Why I'm Closing Your LLM-Generated Pull Requests

Miguel Grinberg is implementing a strict policy against unsolicited, LLM-generated pull requests to avoid the burden of reviewing machine-made code. He now requires contributors to discuss and receive approval for changes via an issue before submitting any code. This move is a direct resistance against the trend of AI 'slop' that threatens the human element of open source development.
Key Points
- The author rejects the role of a 'reverse centaur,' refusing to spend his life reviewing code extruded by machines.
- Unsolicited pull requests are now viewed as red flags because they are often low-effort LLM outputs that ignore project context.
- New contribution guidelines mandate that all changes must be discussed and approved in an issue before a pull request is opened.
- The author prioritizes human involvement and genuine interest over the volume of contributions facilitated by AI.
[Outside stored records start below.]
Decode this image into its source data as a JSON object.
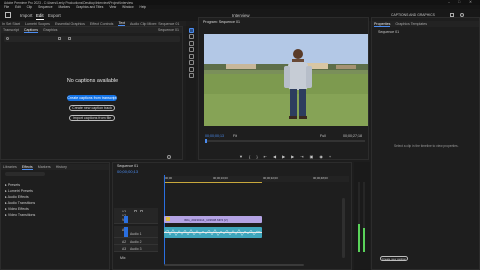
{
  "window": {
    "title": "Adobe Premiere Pro 2023 - C:\\Users\\Lenly Productions\\Desktop\\Interview\\Project\\Interview"
  },
  "menubar": [
    "File",
    "Edit",
    "Clip",
    "Sequence",
    "Markers",
    "Graphics and Titles",
    "View",
    "Window",
    "Help"
  ],
  "workspace_tabs": [
    "Import",
    "Edit",
    "Export"
  ],
  "app_title_center": "Interview",
  "top_right": {
    "workspace_label": "CAPTIONS AND GRAPHICS"
  },
  "left_panel": {
    "tabs": [
      "Transcript",
      "Captions",
      "Graphics"
    ],
    "sequence_label": "Sequence 01",
    "no_captions_title": "No captions available",
    "create_from_transcript": "Create captions from transcript",
    "create_new_track": "Create new caption track",
    "import_from_file": "Import captions from file"
  },
  "upper_tabs": [
    "In Set Start",
    "Lumetri Scopes",
    "Essential Graphics",
    "Effect Controls",
    "Text",
    "Audio Clip Mixer: Sequence 01"
  ],
  "program_monitor": {
    "title": "Program: Sequence 01",
    "timecode_left": "00;00;00;13",
    "fit_label": "Fit",
    "quality_label": "Full",
    "timecode_right": "00;00;27;18"
  },
  "properties_panel": {
    "tabs": [
      "Properties",
      "Graphics Templates"
    ],
    "sequence_label": "Sequence 01",
    "hint_text": "Select a clip in the timeline to view properties."
  },
  "project_panel": {
    "tabs": [
      "Libraries",
      "Effects",
      "Markers",
      "History"
    ],
    "items": [
      "Presets",
      "Lumetri Presets",
      "Audio Effects",
      "Audio Transitions",
      "Video Effects",
      "Video Transitions"
    ]
  },
  "timeline": {
    "title": "Sequence 01",
    "timecode": "00;00;00;13",
    "ruler_ticks": [
      "00;00",
      "00;00;16;00",
      "00;00;32;00",
      "00;00;48;00"
    ],
    "tracks_video": [
      "V3",
      "V2",
      "V1"
    ],
    "tracks_audio": [
      "A1",
      "A2",
      "A3"
    ],
    "audio_names": [
      "Audio 1",
      "Audio 2",
      "Audio 3"
    ],
    "clip_label": "IMG_20230114_103608.MP4 [V]",
    "mix_label": "Mix"
  },
  "statusbar": {
    "new_caption_label": "Create new caption"
  },
  "colors": {
    "accent": "#1473e6",
    "video_clip": "#b0a0e0",
    "audio_clip": "#4fb2c7",
    "playhead": "#2a6fe0",
    "green_bar": "#5ad25a"
  }
}
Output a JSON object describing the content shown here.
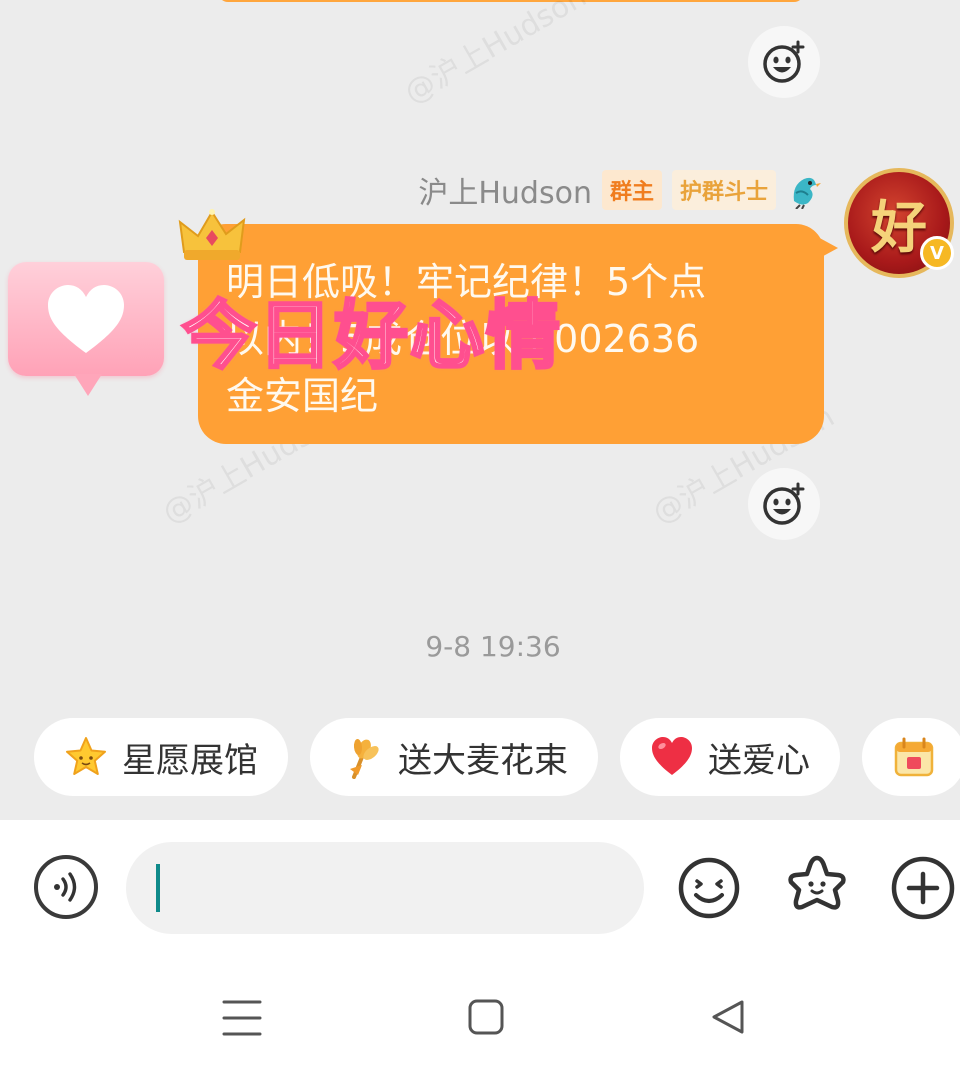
{
  "chat": {
    "watermark": "@沪上Hudson",
    "message": {
      "sender_name": "沪上Hudson",
      "badges": [
        "群主",
        "护群斗士"
      ],
      "avatar_text": "好",
      "avatar_badge": "V",
      "lines": [
        "明日低吸！牢记纪律！5个点",
        "以内！5成仓位以下002636",
        "金安国纪"
      ]
    },
    "sticker": {
      "overlay_text": "今日好心情",
      "icon": "heart-icon"
    },
    "timestamp": "9-8 19:36"
  },
  "quick_actions": [
    {
      "label": "星愿展馆",
      "icon": "star-icon"
    },
    {
      "label": "送大麦花束",
      "icon": "wheat-bouquet-icon"
    },
    {
      "label": "送爱心",
      "icon": "red-heart-icon"
    },
    {
      "label": "",
      "icon": "calendar-gift-icon"
    }
  ],
  "input_bar": {
    "voice_icon": "voice-icon",
    "placeholder": "",
    "emoji_icon": "emoji-icon",
    "sticker_icon": "star-face-icon",
    "plus_icon": "plus-icon"
  },
  "navbar": {
    "menu_icon": "menu-icon",
    "home_icon": "square-home-icon",
    "back_icon": "triangle-back-icon"
  },
  "colors": {
    "bubble": "#ffa035",
    "chat_bg": "#ececec",
    "overlay_stroke": "#ff4f8f"
  }
}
- The rise of AI-generated code is making the author less interested in sharing new projects as open source.
Sentiment
The overall sentiment is sympathetic to the article's core complaint, with many commenters agreeing that low-effort LLM output creates real review debt and justifies stronger maintainer boundaries. The thread is not a simple anti-AI consensus, because a substantial minority argues for judging contributions by usefulness, context, and transparency rather than suspected provenance. The dominant mood is frustrated and wary, but constructive: most of the discussion converges on contributor responsibility, clear communication, small reviewable changes, and respect for maintainer time.
In Agreement
- Maintainers should not be expected to review pull requests that the submitter has not understood, tested, or framed with clear intent.
- LLMs lower the cost of generating plausible but poor code, which shifts effort from authors to reviewers and breaks the normal social contract of contribution.
- Drive-by AI patches are especially damaging in open source because maintainers are often unpaid and already overloaded.
- AI-assisted authors should use the tool to make work smaller, clearer, and easier to review rather than to produce large unreviewable diffs.
- The issue is not only correctness but maintainability, accountability, scope, and whether a human can stand behind the submitted change.
- Requiring prior discussion or closing low-context submissions is a reasonable boundary for project owners protecting their time.
Opposed
- Contributions should be judged by the quality and usefulness of the code, not by whether the author used AI assistance.
- Automatic rejection of suspected AI work can become gatekeeping and can unfairly punish contributors when AI detection is unreliable.
- AI can help newcomers, non-native English speakers, and people working in legacy systems communicate, refactor, and participate more effectively.
- A pull request can be useful as a prototype or concrete bug report even if the maintainer does not merge the implementation.
- Some commenters see the article as an overreaction rooted in nostalgia for an older open-source culture rather than a practical response to new tooling.
- The more important question is whether a submission reduces ambiguity or adds burden, not whether it was written with an LLM.